Характеризуя природу происходящих в истории политических процессов, немецкий политолог Т. Шаберт справедливо отмечал: «Люди – существа творческие, и политика является исходным способом их творческой деятельности… Занимаясь политикой, человеческие существа бесконечно производят и никогда не создают что-либо ощутимое материально, конечное. Политика – это чистое творчество, она является творческим устремлением, „продукт“ которого есть само творчество, к которому стремятся. Из всех видов человеческого творчества музыка наиболее сравнима с политикой. Музыкальная композиция, не будучи озвученной, мертва; в действительности она становится продуктом музыкального только в процессе своего производства, когда она исполняется и воспринимается на слух. Подобным же образом политика не имеет иной реальности, кроме самого политического процесса: она возникает только через саму себя в политическом акте. Музыкальная композиция, будучи однажды завершенной, сохраниться, однако, в самом законченном произведении, независимо от вариаций исполнения. Политика, наоборот, не знает конечных продуктов: все, к чему она стремится, – это движение, движение в потоке творческих усилий. Политика является человеческой конфигурацией creatio continua (вечного творения), в процессе которого выявляются различия между формой и смятением, деятельностью и постоянством, замыслом и разложением. Без политики человеческие существа не смогли бы существовать. Они существуют только посредством „божественного“ творчества».
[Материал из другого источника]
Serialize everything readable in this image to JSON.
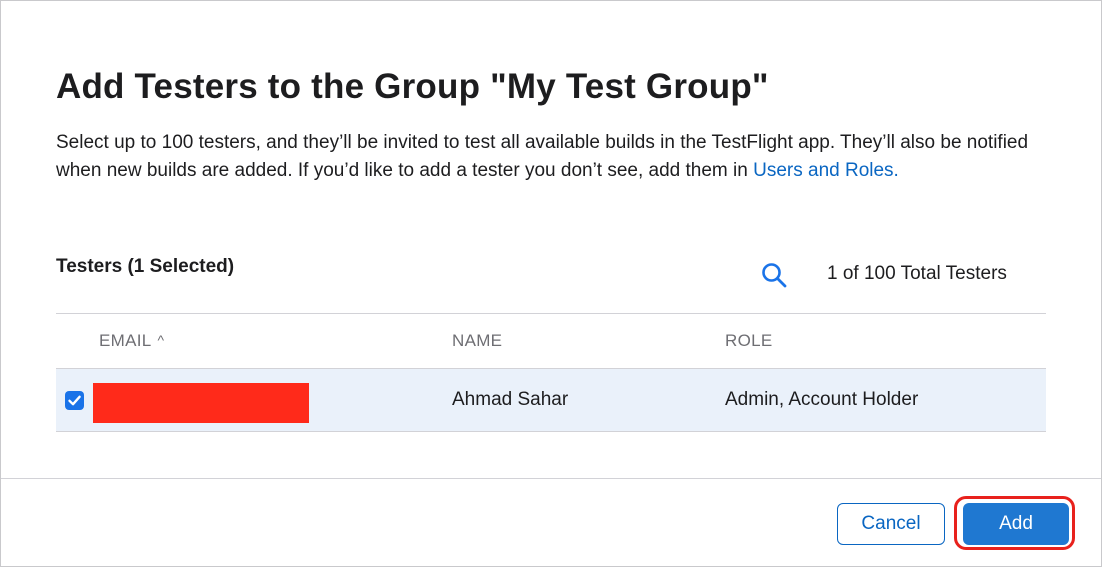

Представление о политике как об универсальном явлении нередко отражается и в ее определениях. Так, английский философ М. Оукшотт писал: «Политикой я называю деятельность, направленную на выполнение общих установлений группы людей, которых объединил случай или выбор». Данное определение настолько общее, что из него вытекает следующее умозаключение: помимо государства, правительств и политических партий свою политику могут проводить семьи, клубы, научные общества, профсоюзы и т. д.

Государство отличается от других объединений только тем, что в нем политика играет главную роль. В этом смысле, как отмечал немецкий социолог М. Вебер, государство – политический союз, сообщество, которое внутри определенной области с успехом претендует на монополию легитимного насилия и считается единственным источником права на насилие.

Речь идет о современном государстве, выделяющемся из гражданского общества и в известном смысле противостоящем ему. Обладая монополией на легитимное насилие, государство признает за гражданами право не участвовать в политике в качестве активных, автономных субъектов. Возникает ситуация, когда политика, потенциально будучи результатом универсальной деятельности всех социальных групп, для большинства людей является делом второстепенным. Если, например, в небольших по численности населения древнегреческих городах-государствах «политический образ жизни», под которым подразумевалось активное участие граждан в обсуждении и совместном принятии политических решений (принцип прямой демократии), был основным признаком гражданского статуса, то в современных политических системах имеет место тенденция к элитарному или авторитарному навязыванию и распределению ценностей, влияния и власти.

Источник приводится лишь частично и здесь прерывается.